Concerns on the issuance of new polymer banknotes were raised during a hearing of the Senate committee on banks, financial institutions and currencies, chaired by Sen. Mark Villar, in pursuit of the resolution filed by Senate Minority Leader Aquilino Pimentel III seeking a probe into the BSP’s plan.

Villar said the inquiry aims to weigh the pros and cons of the recent initiatives of the BSP and provide recommendation or legislation on what is most beneficial for all Filipinos.

He noted that in 2018, the BSP introduced the new generation series of banknotes and less than 10 years later, the central bank is introducing another bank note using a new material, polymer, which may affect the abaca industry and poses important questions on sustainability and plastics disposal.

“This raises the question, is this change necessary at this point? How many incidents of counterfeiting on our new generation series have occurred in the past four years? Are the security features in the new polymer series better than the new generation series?” Villar asked.

He noted that the government might be wasting money and causing unnecessary inconvenience to the public by changing banknotes in a span of four years, or from 2018 to 2022.

Pimentel said there was lack of consultation and apparent haste in the issuance of the new banknotes, which actually “felt fake” to many of those who have handled them.

Sen. Pia Cayetano, who chairs the Senate committee on sustainable development goals, innovation and futures thinking, questioned the BSP’s claim that polymer bills use less water and can be recycled into chairs and tables.

Robert Atienza of the Philippine Fiber Industry Development Authority told the committee that the agency has long opposed the BSP’s plan, adding that Japan and the US continue to use paper bills.

Atienza said the shift to polymer would be “very costly” for banks and other financial institutions that handle cash as they have to recalibrate and purchase new equipment, like ATMs, that may not read and handle the new material.

Federation of Free Farmers Cooperative chairman Leonardo Montemayor said the BSP appears to have violated the Constitution, which mandates the use of local products as much as possible.

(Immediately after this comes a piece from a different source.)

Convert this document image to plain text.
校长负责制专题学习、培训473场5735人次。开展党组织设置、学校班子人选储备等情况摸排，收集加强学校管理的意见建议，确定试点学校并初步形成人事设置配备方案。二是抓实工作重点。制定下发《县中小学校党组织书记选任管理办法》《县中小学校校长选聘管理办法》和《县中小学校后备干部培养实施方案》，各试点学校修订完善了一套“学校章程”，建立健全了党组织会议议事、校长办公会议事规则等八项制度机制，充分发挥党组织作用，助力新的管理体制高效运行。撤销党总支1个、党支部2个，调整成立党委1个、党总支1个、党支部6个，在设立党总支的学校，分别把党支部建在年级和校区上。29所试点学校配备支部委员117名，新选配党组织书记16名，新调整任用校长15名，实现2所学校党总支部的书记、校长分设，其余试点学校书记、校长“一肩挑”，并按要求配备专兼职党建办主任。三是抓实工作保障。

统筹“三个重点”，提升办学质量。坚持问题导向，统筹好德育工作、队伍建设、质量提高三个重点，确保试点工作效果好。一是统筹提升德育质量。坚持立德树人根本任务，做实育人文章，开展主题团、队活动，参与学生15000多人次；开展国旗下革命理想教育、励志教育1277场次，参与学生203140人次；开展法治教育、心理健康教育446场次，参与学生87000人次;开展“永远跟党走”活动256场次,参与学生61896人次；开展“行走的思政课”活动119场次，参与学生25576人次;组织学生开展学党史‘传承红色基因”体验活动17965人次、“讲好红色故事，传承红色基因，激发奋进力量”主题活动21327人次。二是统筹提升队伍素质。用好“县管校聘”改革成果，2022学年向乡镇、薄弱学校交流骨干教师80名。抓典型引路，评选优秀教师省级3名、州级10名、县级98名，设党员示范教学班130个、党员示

Montemayor said farmers have welcomed President Marcos’ recent pronouncements on boosting agricultural productivity but they are now disheartened by the BSP’s move.

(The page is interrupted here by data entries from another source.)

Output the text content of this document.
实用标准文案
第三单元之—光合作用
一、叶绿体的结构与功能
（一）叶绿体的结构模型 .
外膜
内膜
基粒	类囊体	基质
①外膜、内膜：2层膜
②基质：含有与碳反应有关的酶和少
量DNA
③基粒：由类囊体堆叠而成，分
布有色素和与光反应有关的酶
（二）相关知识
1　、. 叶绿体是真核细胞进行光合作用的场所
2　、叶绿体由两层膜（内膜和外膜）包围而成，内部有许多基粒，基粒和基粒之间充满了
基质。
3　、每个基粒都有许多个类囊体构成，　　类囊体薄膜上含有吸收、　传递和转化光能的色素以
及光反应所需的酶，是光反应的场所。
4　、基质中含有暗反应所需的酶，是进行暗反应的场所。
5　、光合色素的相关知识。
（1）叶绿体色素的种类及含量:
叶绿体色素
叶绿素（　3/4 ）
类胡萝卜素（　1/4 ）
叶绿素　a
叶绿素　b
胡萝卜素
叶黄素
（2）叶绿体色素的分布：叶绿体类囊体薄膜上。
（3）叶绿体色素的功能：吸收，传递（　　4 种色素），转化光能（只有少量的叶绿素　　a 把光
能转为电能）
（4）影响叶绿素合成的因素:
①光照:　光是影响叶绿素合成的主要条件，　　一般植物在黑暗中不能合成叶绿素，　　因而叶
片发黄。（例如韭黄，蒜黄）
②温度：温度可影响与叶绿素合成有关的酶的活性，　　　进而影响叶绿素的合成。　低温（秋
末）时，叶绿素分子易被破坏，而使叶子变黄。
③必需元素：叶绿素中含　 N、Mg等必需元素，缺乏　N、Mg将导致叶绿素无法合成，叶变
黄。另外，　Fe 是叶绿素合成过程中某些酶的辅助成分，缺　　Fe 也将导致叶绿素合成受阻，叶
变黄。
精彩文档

As Marcos has appointed himself agriculture secretary, “he has a chance now to reverse whatever to our mind is not the proper thing to do, which was done in the previous administration,” Montemayor said.

BSP officials led by Deputy Governor Mamerto Tangoan defended the project even as the central bank is still awaiting the results of its test distribution of some hundreds of millions of pesos worth of P1,000 polymer notes.

Tangoan said under the law, the BSP has the exclusive power and authority to issue currency, including prescribing denominations, dimensions, designs, inscriptions and other characteristics of currencies.

“The BSP must ensure that our currency is secure against serious counterfeiting and that the needs of the Filipino people are served and the BSP continuously seeks ways to improve the quality of Philippine bank notes for the greater good,” he said.

“Public concerns on hygiene, particularly during the height of the pandemic, the advancement in counterfeiting technology and growing awareness and need for environmental sustainability prompted the BSP to search for alternative banknote substrates that are responsive to the emerging needs of Philippine society,” he said.

He added the Department of Health also suggested the shift to polymer banknotes to reduce the survival time of bacteria and viruses in bills.